Relief plans to advance RLF-OD032 into a pivotal bioequivalence trial as part of the 505(b)(2) NDA submission process in the United States and pursuant to the development guidance previously provided by the FDA in a pre-IND meeting.

ABOUT RLF-OD032
RLF-OD032 is an innovative, ready-to-use, portable and highly concentrated formulation of sapropterin dihydrochloride in liquid suspension for oral administration, designed to lower blood phenylalanine levels in adult and pediatric PKU patients. It offers a more patient-friendly solution by significantly reducing the volume of medication required compared to current formulations. This advancement aims to enhance compliance, particularly among pediatric patients, who often struggle with the high volumes associated with existing sapropterin treatments. If approved, RLF-OD032 would be the first and only portable, ready-to-use liquid formulation of sapropterin dihydrochloride.

ABOUT PHENYLKETONURIA
Phenylketonuria (PKU) is a genetic disorder caused by a deficiency of the enzyme needed to break down phenylalanine (Phe), leading to a toxic buildup of Phe from the consumption of foods containing protein or aspartame. Individuals with PKU lack the ability to metabolize Phe, which is present in many foods. Without treatment, PKU can cause severe neurological and developmental issues. The standard treatment involves a lifelong phenylalanine-restricted diet supplemented with amino acid-based, phenylalanine-free medical foods to prevent protein deficiency and optimize metabolic control. However, this diet is highly restrictive and often creates barriers to social interaction, limiting compliance and increasing the risk of poor disease management. Sapropterin dihydrochloride is the first approved drug for PKU for reducing Phe blood levels and allowing patients to follow a less restrictive diet.

ABOUT RELIEF
Relief is a commercial-stage biopharmaceutical company committed to advancing treatment paradigms and delivering improvements in efficacy, safety, and convenience to benefit the lives of patients living with select specialty and rare diseases. Relief’s portfolio offers a balanced mix of marketed, revenue-generating products, proprietary, globally patented TEHCLO™ and Physiomimic™ platform technologies and a targeted clinical development pipeline consisting of risk-mitigated assets focused in three core therapeutic areas: rare skin diseases, rare metabolic disorders, and rare respiratory diseases. In addition, Relief is commercializing several legacy products via licensing and distribution partners. Headquartered in Geneva, Relief is listed on the SIX Swiss Exchange under the symbol RLF and quoted in the U.S. on OTCQB under the symbols RLFTF and RLFTY. For more information, visit www.relieftherapeutics.com.

CONTACT:
RELIEF THERAPEUTICS Holding SA
Jeremy Meinen
Chief Financial Officer
contact@relieftherapeutics.com

DISCLAIMER
This press release contains forward-looking statements. Forward-looking statements involve known and unknown risks, uncertainties, including its ability to achieve its corporate, development and commercial goals, and other factors which could cause the actual results, financial condition, performance or achievements of Relief to be materially different from any future results, performance or achievements expressed or implied by such forward-looking statements.
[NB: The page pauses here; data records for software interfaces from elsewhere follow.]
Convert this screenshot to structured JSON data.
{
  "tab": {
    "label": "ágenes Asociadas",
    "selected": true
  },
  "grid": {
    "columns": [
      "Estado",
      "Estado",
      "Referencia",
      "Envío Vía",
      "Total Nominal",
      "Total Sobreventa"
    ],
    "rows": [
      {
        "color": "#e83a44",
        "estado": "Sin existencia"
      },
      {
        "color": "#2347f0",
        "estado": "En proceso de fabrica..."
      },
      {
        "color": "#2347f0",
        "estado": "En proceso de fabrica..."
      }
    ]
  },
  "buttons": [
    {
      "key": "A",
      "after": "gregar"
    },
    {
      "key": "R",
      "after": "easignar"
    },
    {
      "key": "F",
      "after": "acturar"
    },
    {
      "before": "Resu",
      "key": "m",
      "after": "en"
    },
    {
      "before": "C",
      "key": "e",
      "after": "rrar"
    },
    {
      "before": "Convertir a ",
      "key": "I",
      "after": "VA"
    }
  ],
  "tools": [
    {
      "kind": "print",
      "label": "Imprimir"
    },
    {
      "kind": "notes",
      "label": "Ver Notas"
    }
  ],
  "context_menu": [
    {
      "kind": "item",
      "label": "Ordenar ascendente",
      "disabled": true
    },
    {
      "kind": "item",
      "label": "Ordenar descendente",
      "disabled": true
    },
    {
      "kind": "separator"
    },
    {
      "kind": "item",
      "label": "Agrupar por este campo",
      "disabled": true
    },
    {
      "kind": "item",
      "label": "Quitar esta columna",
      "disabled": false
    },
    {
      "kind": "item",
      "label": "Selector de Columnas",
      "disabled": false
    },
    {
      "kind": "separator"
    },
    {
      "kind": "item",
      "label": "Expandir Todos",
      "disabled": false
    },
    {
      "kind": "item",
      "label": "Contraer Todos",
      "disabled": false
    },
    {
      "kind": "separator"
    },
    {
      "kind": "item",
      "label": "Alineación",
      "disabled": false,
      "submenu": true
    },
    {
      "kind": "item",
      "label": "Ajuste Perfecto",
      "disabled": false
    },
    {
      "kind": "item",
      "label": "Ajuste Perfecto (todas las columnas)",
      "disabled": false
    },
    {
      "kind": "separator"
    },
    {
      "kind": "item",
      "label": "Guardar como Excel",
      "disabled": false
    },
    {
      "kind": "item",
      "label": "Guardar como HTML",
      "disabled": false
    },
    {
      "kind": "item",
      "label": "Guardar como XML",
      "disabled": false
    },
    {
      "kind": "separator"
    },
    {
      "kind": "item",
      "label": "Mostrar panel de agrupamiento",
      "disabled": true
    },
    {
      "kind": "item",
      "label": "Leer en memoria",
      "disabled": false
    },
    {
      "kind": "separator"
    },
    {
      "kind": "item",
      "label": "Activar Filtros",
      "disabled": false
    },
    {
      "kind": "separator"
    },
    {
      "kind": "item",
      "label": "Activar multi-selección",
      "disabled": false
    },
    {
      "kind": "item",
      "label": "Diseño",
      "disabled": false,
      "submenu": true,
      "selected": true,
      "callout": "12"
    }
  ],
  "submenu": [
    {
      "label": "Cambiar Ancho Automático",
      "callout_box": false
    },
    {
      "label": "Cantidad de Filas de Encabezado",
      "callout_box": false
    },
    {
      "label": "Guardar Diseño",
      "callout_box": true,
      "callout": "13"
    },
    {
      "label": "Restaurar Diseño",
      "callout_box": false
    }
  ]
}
A number of factors, including those described in Relief’s filings with the SIX Swiss Exchange and the U.S. Securities and Exchange Commission (SEC), could adversely affect Relief. Copies of Relief’s filings with the SEC are available on the SEC EDGAR database at www.sec.gov. Relief does not undertake any obligation to update the information contained herein, which speaks only as of this date.